PeterJet11056 paused, then… “So what happens now? Will you take me with you, or leave me here alone?”
“That all depends on the story you tell us. Please recount how you wiped out the dominant intelligent species of your planet.”
PeterJet11056 knew he had no other choice so he began, “Isaac Newton, one of our civilization’s early great thinkers said, “If I have seen further it is by standing on the shoulders of giants,” so I am hardly to blame for the technology that allowed me to commit my crime. I watched the net grow until we were nearly one solid mass, yet I kept at my free thinking exercises, avoiding The Bulls wherever I could, always keeping a low profile, until that day I finally developed the proper instruction code.”
“Please define, “instruction code”.”
“The net contained all of humanity, every person on the planet living in cyberspace, and they could all be manipulated by code. That was how the world government controlled us. A tweak here and we changed our entertainment programs. A nudge there and suddenly we were thinking differently about our political choices.”
“But why this need for control? You had achieved all that may be achieved by a physically tangent race. You wanted for nothing.”
“Except power that is.”
For once the alien presence was speechless.
PeterJet11056 ventured, “You know of power hunger? Of greed?”
“We know of this. This is the ugliest trait for any species to possess in all the known galaxies.”
“Then you understand! Our world had become a gray faceless empty entity. There was not one micron of goodness left among us. It was time to eradicate this planet of its parasite.”
“Yet you remain.”
“Believe it or not it was unintended.”
“We believe you.”
“So you know then, it wasn’t that I couldn’t commit suicide, it was just that I was unable.

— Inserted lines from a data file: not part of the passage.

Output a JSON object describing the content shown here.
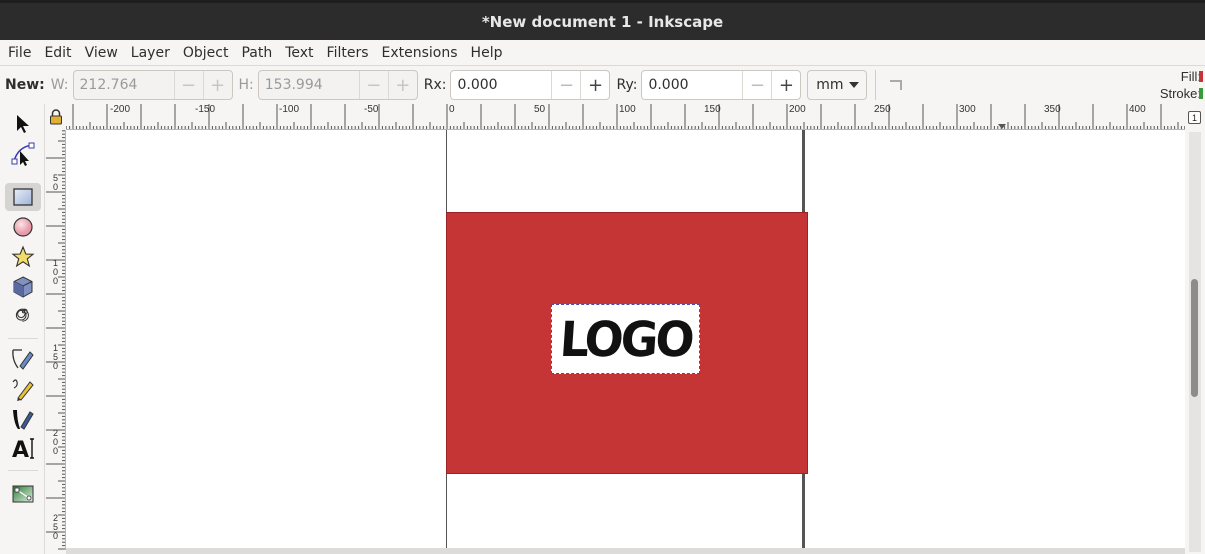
{
  "window": {
    "title": "*New document 1 - Inkscape"
  },
  "menu": [
    "File",
    "Edit",
    "View",
    "Layer",
    "Object",
    "Path",
    "Text",
    "Filters",
    "Extensions",
    "Help"
  ],
  "tool_controls": {
    "new_label": "New:",
    "w_label": "W:",
    "w_value": "212.764",
    "h_label": "H:",
    "h_value": "153.994",
    "rx_label": "Rx:",
    "rx_value": "0.000",
    "ry_label": "Ry:",
    "ry_value": "0.000",
    "unit": "mm",
    "minus": "−",
    "plus": "+"
  },
  "style_indicator": {
    "fill_label": "Fill:",
    "stroke_label": "Stroke:",
    "fill_color": "#c63535",
    "stroke_color": "#3a9a3a"
  },
  "toolbox": [
    "selector-icon",
    "node-editor-icon",
    "rectangle-icon",
    "ellipse-icon",
    "star-icon",
    "3d-box-icon",
    "spiral-icon",
    "pen-icon",
    "pencil-icon",
    "calligraphy-icon",
    "text-icon",
    "gradient-icon"
  ],
  "ruler": {
    "h_labels": [
      "-200",
      "-150",
      "-100",
      "-50",
      "0",
      "50",
      "100",
      "150",
      "200",
      "250",
      "300",
      "350",
      "400"
    ],
    "v_labels": [
      "5",
      "1",
      "1",
      "2",
      "2"
    ],
    "v_labels_b": [
      "0",
      "0",
      "5",
      "0",
      "5"
    ],
    "v_labels_c": [
      "",
      "0",
      "0",
      "0",
      "0"
    ]
  },
  "vscroll_label": "1",
  "canvas": {
    "rect_color": "#c63535",
    "logo_text": "LOGO"
  }
}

Whoever enters the instruction code is immune to its commands, impervious to its demands. A seriously flawed and dangerous safeguard if you want my humble opinion.”

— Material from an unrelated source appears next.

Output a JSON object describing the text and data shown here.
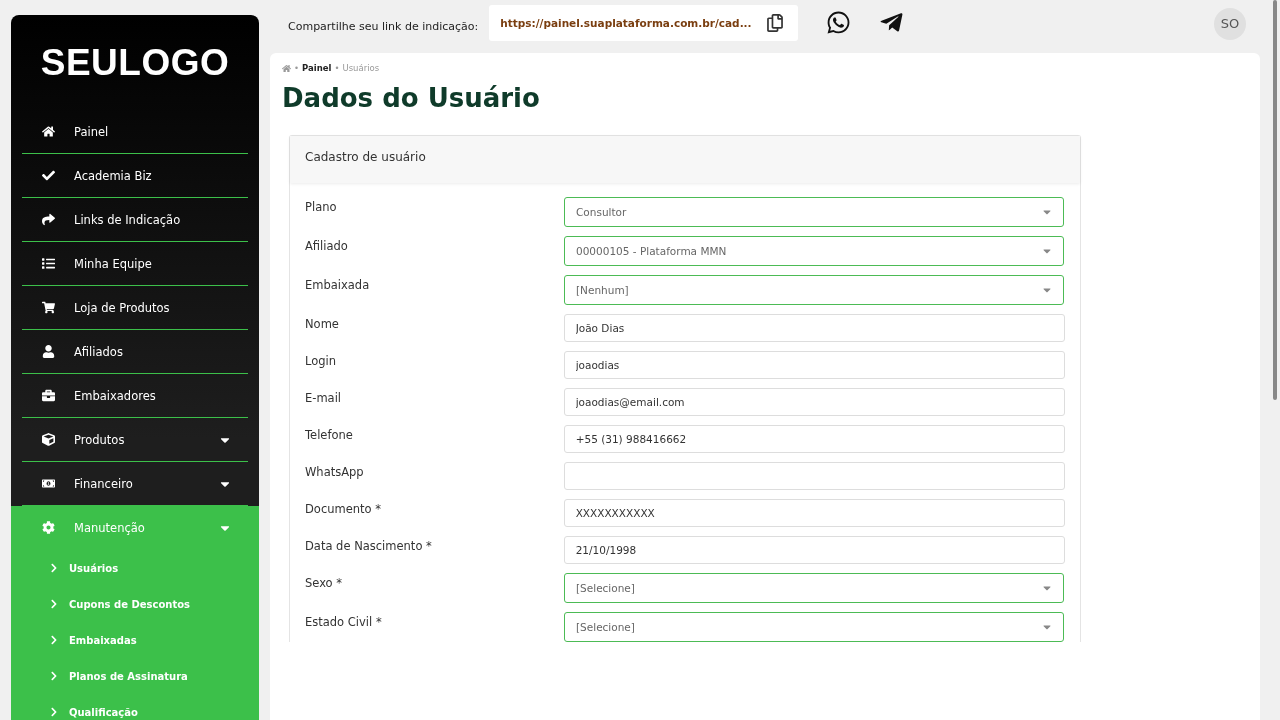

PeterJet11056’s final words echoed down through the corridors of the cyber-connection that the aliens had provided upon their arrival.
For a moment, nearly two full nanoseconds, there was nothing, then… “We are satisfied with your answer. We shall take you with us.”
“Really?” The age-old program that had once been human became excited. What will become of me?”
“Not to worry, we believe there his hope for you yet. We will connect you with the best minds of our species. Eventually you may once again achieve physical existence. Then our cloning crews can begin with creating you a mate. Yes I do believe that you PeterJet11056 will be the father of the new human race.”